Лидия выбежала из дома, с силой захлопнув за собой дверь. Зайдя за угол, она опустилась на старую завалинку и разрыдалась от нахлынувшей обиды и горького разочарования.
Когда слезы иссякли и она вернулась в дом, Владимира там не было. Он появился уже глубокой ночью, от него пахло дешевым самогоном. Усевшись напротив за стол, она пристально посмотрела мужу в глаза и тихо произнесла:
— Я готова все забыть и простить. Что было, то прошло, нужно жить настоящим, а не ворошить прошлое.
— А я и не собирался извиняться. Коли что-то тебе не по нраву, — пьяно протянул Владимир, — можешь идти куда глаза глядят.
Женщина смотрела на него, учащенно моргая, с трудом сдерживая подкатывающий к горлу ком. Затем поднялась и ушла в спальню, где легла на кровать, повернувшись лицом к стене, и тихо, по-детски жалобно, всхлипывала в подушку.
А наутро, когда хмельной туман рассеялся, он попросил у супруги прощения, каялся и говорил, что наговорил лишнего с перепою. Она простила его, потому что любовь еще жила в ее сердце, а где-то в самой глубине души она понимала его.
На следующий день после примирения она отправилась на ферму, где трудилась дояркой, но там ее уже поджидал председатель.

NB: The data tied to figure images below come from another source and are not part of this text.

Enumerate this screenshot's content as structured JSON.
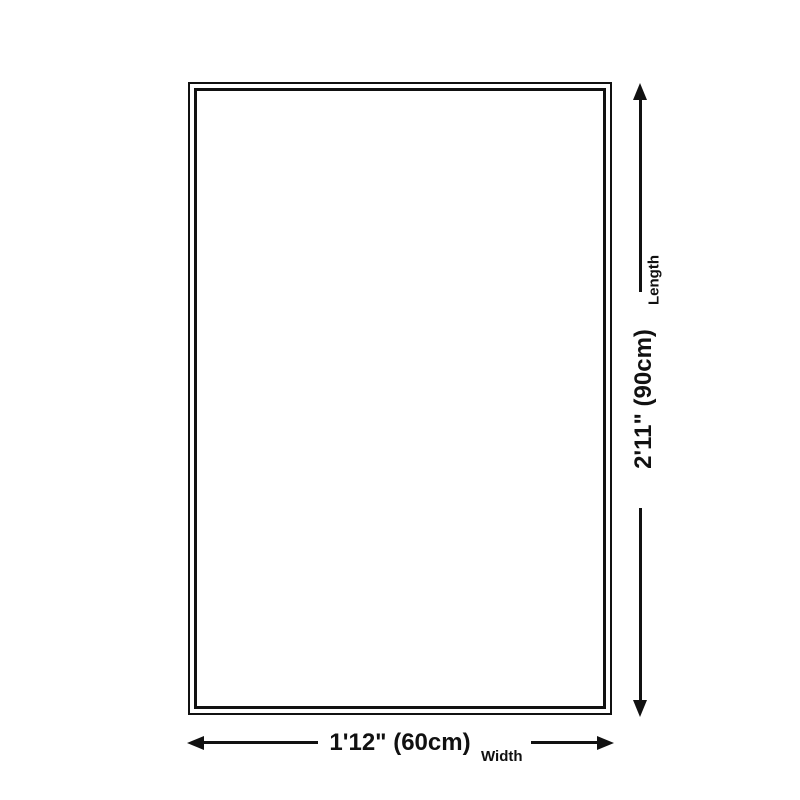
{
  "diagram": {
    "type": "product-dimension-diagram",
    "colors": {
      "line": "#111111",
      "background": "#ffffff"
    },
    "length_dimension": {
      "value": "2'11\" (90cm)",
      "label": "Length"
    },
    "width_dimension": {
      "value": "1'12\" (60cm)",
      "label": "Width"
    }
  }
}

— Лидия, ступай вместе с Глафирой в Еленовку, наши ветеринарные препараты для буренок по ошибке туда завезли.
— А Степаныч что, не может? Он же здешний ветеринар.
— Отел у Зорьки, не отойти ему. С дедом Трофимом на телеге и поедете. Давай, не разговаривай, а делай, одна нога здесь, другая там.

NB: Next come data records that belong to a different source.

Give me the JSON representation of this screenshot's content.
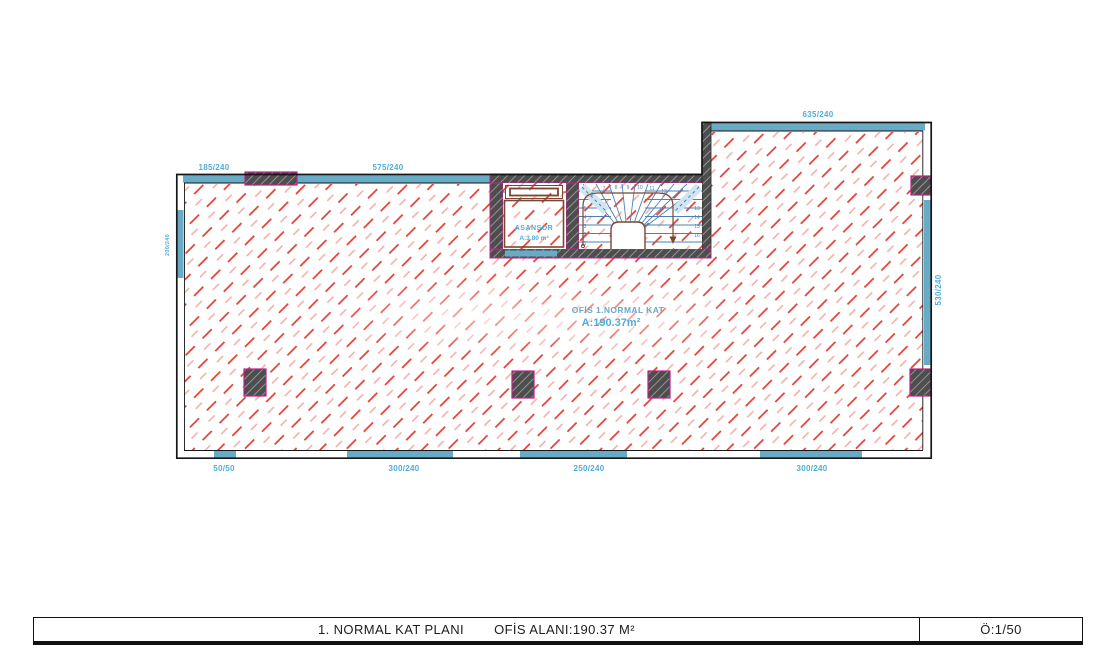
{
  "titlebar": {
    "title": "1. NORMAL KAT PLANI",
    "area": "OFİS ALANI:190.37 M²",
    "scale": "Ö:1/50"
  },
  "plan": {
    "room_label": {
      "name": "OFİS 1.NORMAL KAT",
      "area": "A:190.37m²"
    },
    "elevator": {
      "name": "ASANSÖR",
      "area": "A:3.80 m²"
    },
    "dims": {
      "top_left": "185/240",
      "top_mid": "575/240",
      "top_right": "635/240",
      "right": "530/240",
      "left": "200/240",
      "bottom": [
        "50/50",
        "300/240",
        "250/240",
        "300/240"
      ]
    },
    "stair": {
      "steps": [
        "1",
        "2",
        "3",
        "4",
        "5",
        "6",
        "7",
        "8",
        "9",
        "10",
        "11",
        "12",
        "13",
        "14",
        "15",
        "16"
      ]
    },
    "colors": {
      "hatch_red": "#e23b2e",
      "hatch_pink": "#f2aca4",
      "window_blue": "#67abc7",
      "label_blue": "#4fadda",
      "room_name_blue": "#6ba7c9",
      "wall_gray": "#4d4d4d",
      "magenta": "#bf1f8a",
      "stair_blue": "#4a82b8",
      "walkline_brown": "#7b4631"
    }
  }
}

Они с Глафирой вышли с фермы, и вдруг ее попутчица, лукаво подмигнув, прошептала:
— Обожди малость, домой забегу, кое-что прихвачу. Хочу к бабке Евдокии заглянуть.
— А это кто такая, твоя родственница?
— Ты чего? — Глафира удивленно вытаращила на нее глаза. — Словно ты до сей поры в лесу обитаешь. Это же бабка-ведунья, знахарка. Вот, хочу, чтоб травок каких дала, что путное сказала. Я ведь все в девках хожу, ни одного вольного мужика в селе не сыскать. А бабы меж собой говорят, что она не только хворобы лечит, но и грядущее видит.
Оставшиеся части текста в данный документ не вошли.